懷著覆雜而猶豫的心情,衛泠迎來了數日未見的小世子。

啟欣穿著綰色織銀絲長袍,玄色腰帶和軟靴,只在腰間綴一枚羊脂玉平安無事牌做裝飾。越是簡單,越顯出貴胄少年其人如玉的味道。

“阿泠!”一見他,啟欣就抑制不住激動,快步上前握住他的手。

當著丫鬟們的面,衛泠有些臉紅,輕輕掙出手來:“怎麽竟是你來送節禮?坐!澄心,茶端上來就都下去吧,我跟世子爺說會兒話。”

啟欣抿嘴一笑:“父親被叫進宮了。我來看看你。”

看似沒頭沒腦毫無關聯的兩句話,在場的只有衛泠能明白其中的邏輯關系:王爺進了宮,他才找到機會過來。心中一陣內疚,不由低頭嘆了口氣。

待房內和外間都沒人了,衛泠這才咬了咬下唇,期期艾艾問道:“你……傷的厲害麽?疼不疼?”

小世子一張臉依舊俊美如昔,可見男神到底沒舍得往兒子的門面上下手。想到傳聞中的情形,衛泠皺起眉,只怕身上挨的夠慘。

小世子臉一紅:“還好,反正我皮糙肉厚,不怕。
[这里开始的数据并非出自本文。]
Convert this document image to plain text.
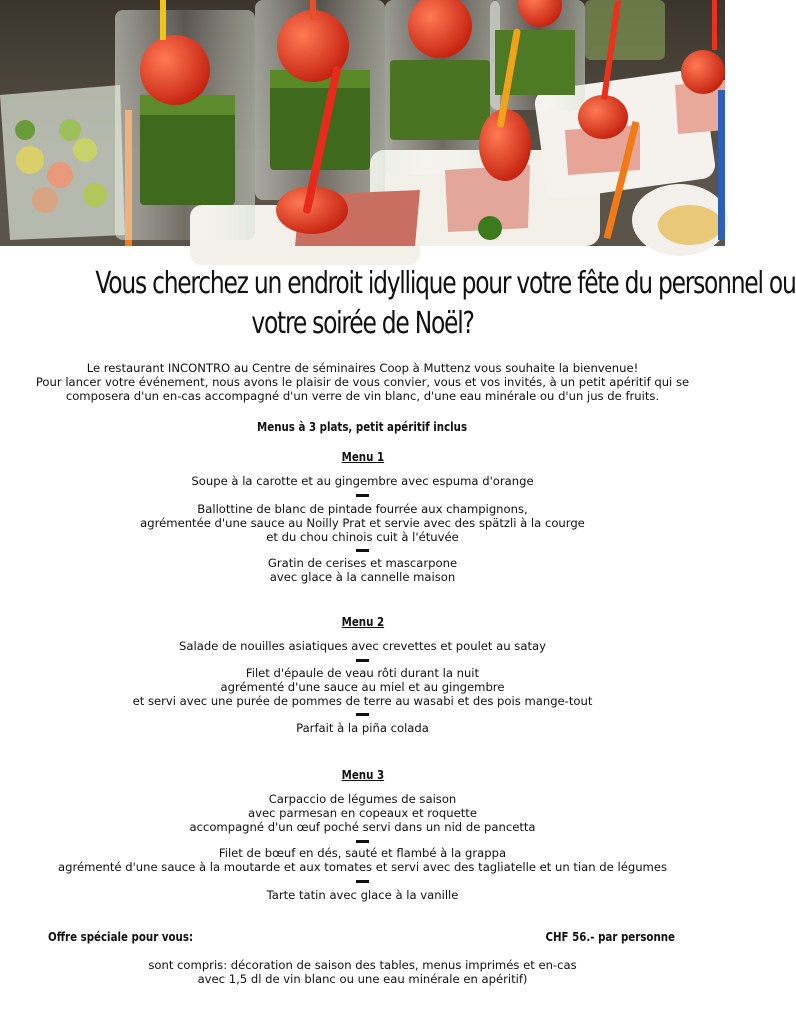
Vous cherchez un endroit idyllique pour votre fête du personnel ou
votre soirée de Noël?
Le restaurant INCONTRO au Centre de séminaires Coop à Muttenz vous souhaite la bienvenue!
Pour lancer votre événement, nous avons le plaisir de vous convier, vous et vos invités, à un petit apéritif qui se
composera d'un en-cas accompagné d'un verre de vin blanc, d'une eau minérale ou d'un jus de fruits.
Menus à 3 plats, petit apéritif inclus
Menu 1
Soupe à la carotte et au gingembre avec espuma d'orange
Ballottine de blanc de pintade fourrée aux champignons,
agrémentée d'une sauce au Noilly Prat et servie avec des spätzli à la courge
et du chou chinois cuit à l'étuvée
Gratin de cerises et mascarpone
avec glace à la cannelle maison
Menu 2
Salade de nouilles asiatiques avec crevettes et poulet au satay
Filet d'épaule de veau rôti durant la nuit
agrémenté d'une sauce au miel et au gingembre
et servi avec une purée de pommes de terre au wasabi et des pois mange-tout
Parfait à la piña colada
Menu 3
Carpaccio de légumes de saison
avec parmesan en copeaux et roquette
accompagné d'un œuf poché servi dans un nid de pancetta
Filet de bœuf en dés, sauté et flambé à la grappa
agrémenté d'une sauce à la moutarde et aux tomates et servi avec des tagliatelle et un tian de légumes
Tarte tatin avec glace à la vanille
Offre spéciale pour vous:	CHF 56.- par personne
sont compris: décoration de saison des tables, menus imprimés et en-cas
avec 1,5 dl de vin blanc ou une eau minérale en apéritif)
”

衛泠還是有些揪心:“我不信,傷的不厲害能躺上好幾天啊?”一面憂心忡忡的上前伸向他衣襟:“我看看!”

小世子臉更紅了,一面躲閃一面捉住他的手:“別,真沒什麽……咦,你的手怎麽回事?”少年的面色霎時凝重起來,一把握住他的手,衛泠還來不及反應,就被擼起了袖子。

雪白纖細的手腕上,明顯的一圈青紫,隱約還能辨出指痕。

衛泠的臉刷的一下白了,掙紮著往回縮。小世子用力攥住不放,眼神漸漸冷了下來:“……他欺負你?”

“沒、不是……你放手!”衛泠又急又窘,慘白的臉漸漸漲的通紅,又覺手上壓力越來越大,骨頭都快被捏碎了,不由低聲求饒,眼中泛起淚意:“疼……”

啟欣忙不疊松手,怔怔看著衛泠低頭揉動發紅的雙手,半晌,低聲道:“對不起。”

衛泠默默發了一會兒呆,然後,有些艱難的開口:“阿欣,我……”他本想說,我私生活混亂,性格又優柔寡斷瞻前顧後不討人喜歡,除了這張臉,簡直一無是處。我不值得你這樣子。話到嘴邊卻又咽了回去,最後,喃喃只剩一句“我不值得……”

啟欣面上閃過慌亂的神色:“阿泠,你是不是還在生我的氣?”

衛泠深呼吸,強笑道:“怎麽會?再說那次……本來就是我的錯,又害的……該道歉的是我。”

小世子凝視著他,輕輕將他攬入懷中,低頭在耳邊小聲道:“阿泠,其實我心裏……很歡喜,真的。”

衛泠呆呆看著他,少年的眼中有毫不掩飾的脈脈深情,小侯爺有些仿徨有些無措:“你、你不介意?”

小世子明亮的眼睛瞬間有那麽點黯然,把頭垂下來埋在他肩上,悶悶的說:“我當然希望阿泠只是我一個人的阿泠,可是……唉,只要你不介意就行。”

衛泠仿佛傻了,呆呆的重覆了一遍之前的話:“你不介意?”

啟欣呼出的熱氣燒著他的耳朵:“阿泠阿泠,把你的心,分我一點點就好。”

衛泠仿佛覺得心臟被重重撞擊了一下,慢慢擡手捂住心口,好一會兒才緩了下來。他輕輕抵住啟欣的胸口將他推開一點距離,擡頭註視他的臉,慢慢的,眼中溢滿淚水,嘴角卻泛起笑意:“傻瓜。”

“阿泠!”小世子如嘆息般的呢喃著他的名字,低頭吻住了那對蒼白的唇。

衛泠閉上眼,淚水悄然自眼角滑落,唇角卻掛著柔軟的弧度,雙臂輕擡摟住了少年的脖子,心甘情願的迎合起來。